Wednesday, May 28, 2008

Must Be of Gentle Birth


Pages at European Courts, Their Pay and Their Gorgeous Uniforms.

It is only at the imperial and royal courts of Europe that "the pretty page with the dimpled chin," so sweetly sung by the poet, and who constituted one of the most picturesque and romantic features of mediaeval times, still survives. Royal and imperial pages range in age from 12 to 16 years. They are appointed by the sovereign, enjoy pay, prerogatives and perquisite, much as do the grownup attendants on royalty, and are ascribed certain definite duties. Gentle birth is the first qualification for the post of royal page. At the courts of Vienna and Munich an ancestry of no less than 16 generations free from any plebeian strains on either father's or mother's side is required. In Britain and Russia so long a nobility is not demanded. The pages of honor in the court of Queen Victoria are generally the sons of distinguished officers of the army or of high dignitaries of the royal household.

These boys receive $500 a year each, and when they have served a period of five years each is presented with a commission in the guards. On state occasions they wear gorgeous uniforms of blue and silver. Besides serving on such occasions they have to devote a certain number of weeks every year to more private service at Windsor or at Osborne. One of their chief functions is to bear the queen's train when she holds a meeting of the privy council. The queen is rigid in her etiquette and never presides at councils without wearing her long black silk court train.

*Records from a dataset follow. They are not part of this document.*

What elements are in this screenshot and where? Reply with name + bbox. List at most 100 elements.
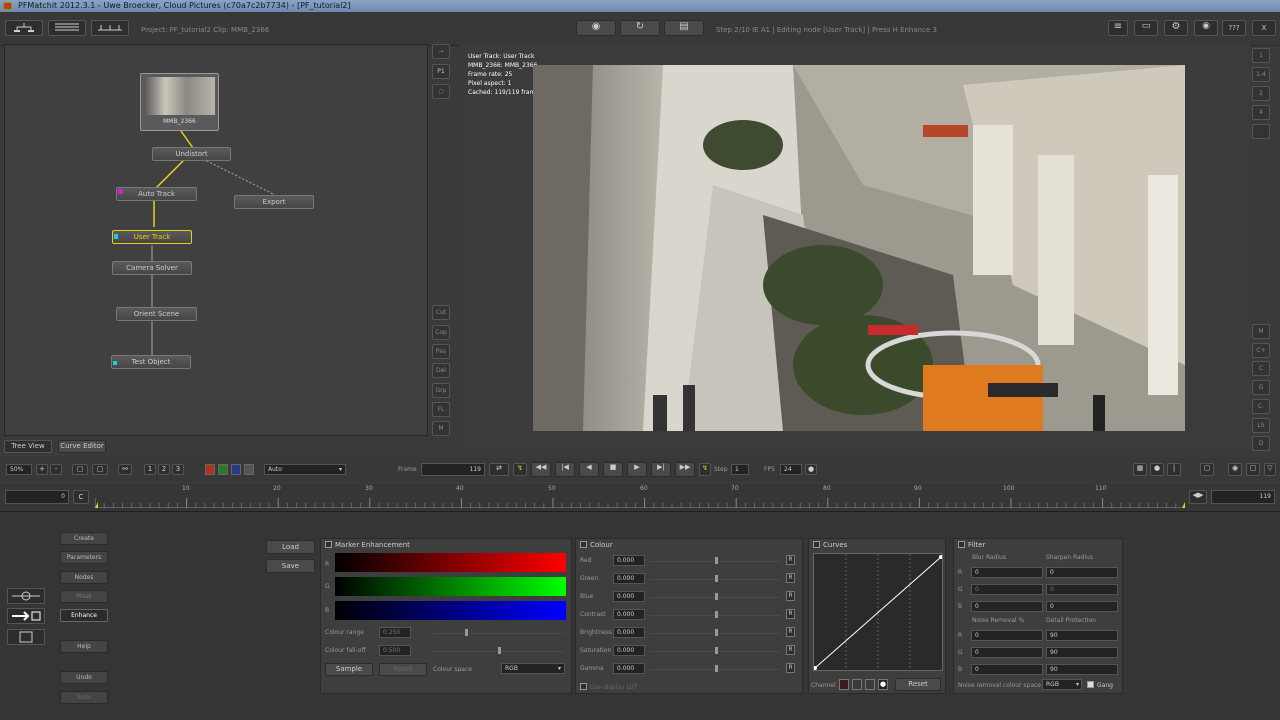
fit-button[interactable]: ▢ <box>72 464 88 475</box>
colour-green-reset[interactable]: R <box>786 573 795 583</box>
view-button-g[interactable]: G <box>1252 380 1270 395</box>
marker-reset-button[interactable]: Reset <box>379 663 427 676</box>
view-button-1-4[interactable]: 1-4 <box>1252 67 1270 82</box>
save-view-button[interactable]: ▤ <box>664 20 704 36</box>
tree-layout-button[interactable] <box>5 20 43 36</box>
colour-space-dropdown[interactable]: RGB ▾ <box>501 663 565 674</box>
red-channel-toggle[interactable] <box>205 464 215 475</box>
fps-lock-button[interactable]: ● <box>805 464 817 475</box>
timeline-layout-button[interactable] <box>91 20 129 36</box>
list-layout-button[interactable] <box>48 20 86 36</box>
view-button-c[interactable]: C <box>1252 361 1270 376</box>
view-button-c-plus[interactable]: C+ <box>1252 343 1270 358</box>
loop-button[interactable]: ↯ <box>699 463 711 476</box>
view-button-c-minus[interactable]: C- <box>1252 399 1270 414</box>
colour-range-knob[interactable] <box>465 629 468 636</box>
detail-r-field[interactable]: 90 <box>1046 630 1118 641</box>
menu-button[interactable]: ≡ <box>1108 20 1128 36</box>
colour-blue-field[interactable]: 0.000 <box>613 591 645 602</box>
noise-space-dropdown[interactable]: RGB ▾ <box>1042 679 1082 690</box>
view-button-d[interactable]: D <box>1252 436 1270 451</box>
marker-enhancement-checkbox[interactable] <box>325 541 332 548</box>
grid-view-button[interactable]: ▦ <box>1133 463 1147 476</box>
node-test-object[interactable]: Test Object <box>111 355 191 369</box>
colour-contrast-field[interactable]: 0.000 <box>613 609 645 620</box>
help-button[interactable]: ??? <box>1222 20 1246 36</box>
curve-channel-red[interactable] <box>839 679 849 690</box>
curves-checkbox[interactable] <box>813 541 820 548</box>
stop-button[interactable]: ■ <box>603 462 623 477</box>
zoom-view-button[interactable]: ▢ <box>1200 463 1214 476</box>
gang-checkbox[interactable] <box>1087 681 1094 688</box>
split-view-button[interactable]: | <box>1167 463 1181 476</box>
camera-button[interactable]: ◉ <box>1194 20 1218 36</box>
filter-checkbox[interactable] <box>958 541 965 548</box>
view-button-1[interactable]: 1 <box>1252 48 1270 63</box>
sharpen-b-field[interactable]: 0 <box>1046 601 1118 612</box>
blue-gradient-bar[interactable] <box>335 601 566 620</box>
menu-parameters[interactable]: Parameters <box>60 551 108 564</box>
colour-red-field[interactable]: 0.000 <box>613 555 645 566</box>
load-button[interactable]: Load <box>266 540 315 554</box>
step-back-button[interactable]: |◀ <box>555 462 575 477</box>
sharpen-r-field[interactable]: 0 <box>1046 567 1118 578</box>
play-backward-button[interactable]: ◀ <box>579 462 599 477</box>
colour-red-reset[interactable]: R <box>786 555 795 565</box>
colour-range-slider[interactable] <box>433 633 565 634</box>
curve-channel-green[interactable] <box>852 679 862 690</box>
side-button-p1[interactable]: P1 <box>432 64 450 79</box>
node-camera-solver[interactable]: Camera Solver <box>112 261 192 275</box>
node-user-track[interactable]: User Track <box>112 230 192 244</box>
blur-r-field[interactable]: 0 <box>971 567 1043 578</box>
flow-mode-button[interactable] <box>7 608 45 624</box>
colour-brightness-field[interactable]: 0.000 <box>613 627 645 638</box>
settings-button[interactable]: ⚙ <box>1164 20 1188 36</box>
expand-button[interactable]: ▽ <box>1264 463 1276 476</box>
colour-saturation-knob[interactable] <box>715 647 718 654</box>
fps-field[interactable]: 24 <box>780 464 802 475</box>
step-forward-button[interactable]: ▶| <box>651 462 671 477</box>
node-auto-track[interactable]: Auto Track <box>116 187 197 201</box>
colour-range-field[interactable]: 0.250 <box>379 627 411 638</box>
clips-button[interactable]: ◉ <box>576 20 616 36</box>
side-button-top[interactable]: → <box>432 44 450 59</box>
tab-tree-view[interactable]: Tree View <box>4 440 52 453</box>
channel-button-2[interactable]: 2 <box>158 464 170 475</box>
end-frame-field[interactable]: 119 <box>1211 490 1275 504</box>
display-button[interactable]: ▭ <box>1134 20 1158 36</box>
save-button[interactable]: Save <box>266 559 315 573</box>
side-button-fl[interactable]: FL <box>432 402 450 417</box>
menu-mask[interactable]: Mask <box>60 590 108 603</box>
play-button[interactable]: ▶ <box>627 462 647 477</box>
menu-create[interactable]: Create <box>60 532 108 545</box>
channel-button-3[interactable]: 3 <box>172 464 184 475</box>
colour-green-field[interactable]: 0.000 <box>613 573 645 584</box>
frame-button[interactable]: ▢ <box>92 464 108 475</box>
display-dropdown[interactable]: Auto ▾ <box>264 464 346 475</box>
camera-view-button[interactable]: ◉ <box>1228 463 1242 476</box>
colour-red-knob[interactable] <box>715 557 718 564</box>
view-button-m[interactable]: M <box>1252 324 1270 339</box>
colour-brightness-reset[interactable]: R <box>786 627 795 637</box>
side-button-m[interactable]: M <box>432 421 450 436</box>
node-orient-scene[interactable]: Orient Scene <box>116 307 197 321</box>
menu-redo[interactable]: Redo <box>60 691 108 704</box>
colour-falloff-field[interactable]: 0.500 <box>379 645 411 656</box>
overlay-view-button[interactable]: ▢ <box>1246 463 1260 476</box>
view-button-4[interactable]: 4 <box>1252 105 1270 120</box>
blur-b-field[interactable]: 0 <box>971 601 1043 612</box>
side-button-paste[interactable]: Pas <box>432 344 450 359</box>
tab-curve-editor[interactable]: Curve Editor <box>58 440 106 453</box>
film-mode-button[interactable] <box>7 629 45 645</box>
zoom-out-button[interactable]: - <box>50 464 62 475</box>
curve-channel-blue[interactable] <box>865 679 875 690</box>
node-undistort[interactable]: Undistort <box>152 147 231 161</box>
side-button-delete[interactable]: Del <box>432 363 450 378</box>
detail-b-field[interactable]: 90 <box>1046 664 1118 675</box>
frame-field[interactable]: 119 <box>421 463 485 476</box>
noise-g-field[interactable]: 0 <box>971 647 1043 658</box>
side-button-copy[interactable]: Cop <box>432 325 450 340</box>
colour-falloff-knob[interactable] <box>498 647 501 654</box>
node-export[interactable]: Export <box>234 195 314 209</box>
colour-contrast-reset[interactable]: R <box>786 609 795 619</box>
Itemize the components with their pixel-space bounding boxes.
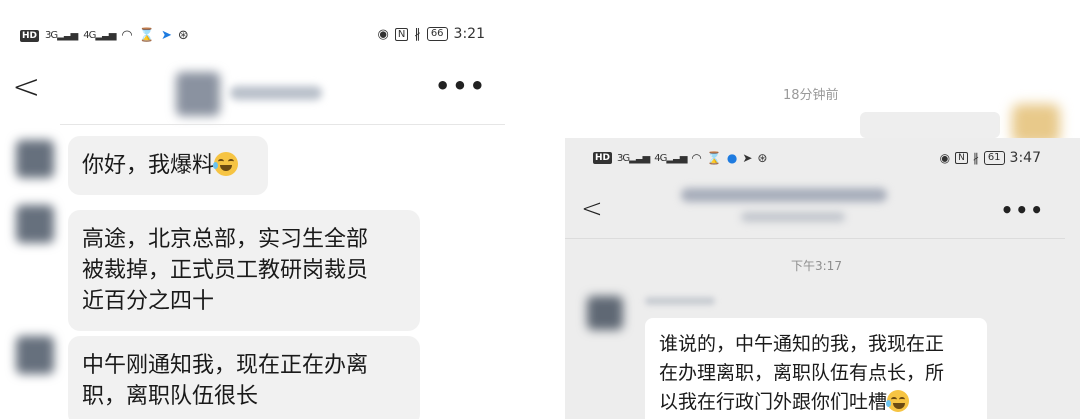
location-icon: ➤ bbox=[742, 151, 753, 165]
message-text-line: 以我在行政门外跟你们吐槽 bbox=[659, 391, 888, 413]
sender-avatar bbox=[16, 140, 54, 178]
hand-icon: ⊛ bbox=[177, 28, 189, 43]
eye-icon: ◉ bbox=[377, 26, 389, 42]
contact-avatar[interactable] bbox=[176, 72, 220, 116]
wifi-icon: ◠ bbox=[121, 28, 133, 43]
sender-avatar bbox=[587, 296, 623, 330]
app-notification-icon: ● bbox=[726, 151, 738, 165]
nfc-icon: N bbox=[394, 27, 409, 41]
location-icon: ➤ bbox=[160, 28, 172, 43]
status-bar: HD 3G▂▃▅ 4G▂▃▅ ◠ ⌛ ➤ ⊛ ◉ N ∦ 66 3:21 bbox=[0, 22, 505, 52]
outgoing-message-bubble-blurred[interactable] bbox=[860, 112, 1000, 138]
back-button[interactable]: < bbox=[12, 70, 41, 104]
sender-avatar bbox=[16, 336, 54, 374]
signal-4g-icon: 4G▂▃▅ bbox=[654, 152, 687, 164]
message-text-line: 谁说的，中午通知的我，我现在正 bbox=[659, 333, 945, 355]
chat-header: < ••• bbox=[0, 62, 505, 120]
signal-3g-icon: 3G▂▃▅ bbox=[45, 30, 78, 41]
battery-indicator: 66 bbox=[426, 27, 448, 41]
signal-3g-icon: 3G▂▃▅ bbox=[617, 152, 650, 164]
hourglass-icon: ⌛ bbox=[706, 151, 722, 165]
message-timestamp: 18分钟前 bbox=[783, 88, 839, 103]
sender-name-blurred bbox=[645, 297, 715, 305]
message-text-line: 中午刚通知我，现在正在办离 bbox=[82, 353, 369, 378]
signal-4g-icon: 4G▂▃▅ bbox=[83, 30, 116, 41]
nfc-icon: N bbox=[955, 152, 968, 164]
header-divider bbox=[60, 124, 505, 125]
back-button[interactable]: < bbox=[581, 194, 603, 224]
header-divider bbox=[565, 238, 1065, 239]
message-timestamp: 下午3:17 bbox=[791, 259, 842, 273]
eye-icon: ◉ bbox=[939, 151, 951, 165]
more-options-button[interactable]: ••• bbox=[1001, 198, 1045, 222]
message-text-line: 职，离职队伍很长 bbox=[82, 384, 259, 409]
hd-icon: HD bbox=[593, 152, 613, 164]
embedded-screenshot-image[interactable]: HD 3G▂▃▅ 4G▂▃▅ ◠ ⌛ ● ➤ ⊛ ◉ N ∦ 61 3:47 <… bbox=[565, 138, 1080, 419]
message-text: 你好，我爆料 bbox=[82, 153, 215, 178]
hand-icon: ⊛ bbox=[757, 151, 768, 165]
message-text-line: 高途，北京总部，实习生全部 bbox=[82, 227, 369, 252]
hourglass-icon: ⌛ bbox=[138, 28, 155, 43]
group-name-blurred bbox=[681, 188, 887, 202]
hd-icon: HD bbox=[20, 29, 40, 42]
message-bubble[interactable]: 高途，北京总部，实习生全部 被裁掉，正式员工教研岗裁员 近百分之四十 bbox=[68, 210, 420, 331]
status-time: 3:21 bbox=[453, 26, 485, 42]
laughing-tears-emoji-icon bbox=[213, 152, 239, 176]
message-bubble[interactable]: 谁说的，中午通知的我，我现在正 在办理离职，离职队伍有点长，所 以我在行政门外跟… bbox=[645, 318, 987, 419]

At the court of Berlin the pages figure at all state ceremonies, clad, like those of England, in blue and silver, and at the court banquets they stand behind the chairs of the royal and imperial personages. These personages, on rising from the table, sometimes address a few kindly words to the boys and present them with sweetmeats from the epergnes. These pages are chosen only from among the best looking boys of the School of Cadets, nearly all the members of which are of noble birth. At the court of St. Petersburg the corps of pages is a sort of imperial school where a number of lads, sons of noblemen and state dignitaries, both civil and military, are educated at the czar's expense and under his supervision. On attaining the eighteenth year they usually obtain commissions as officers of the regiment of Chevalier guards. — Pearson's Weekly.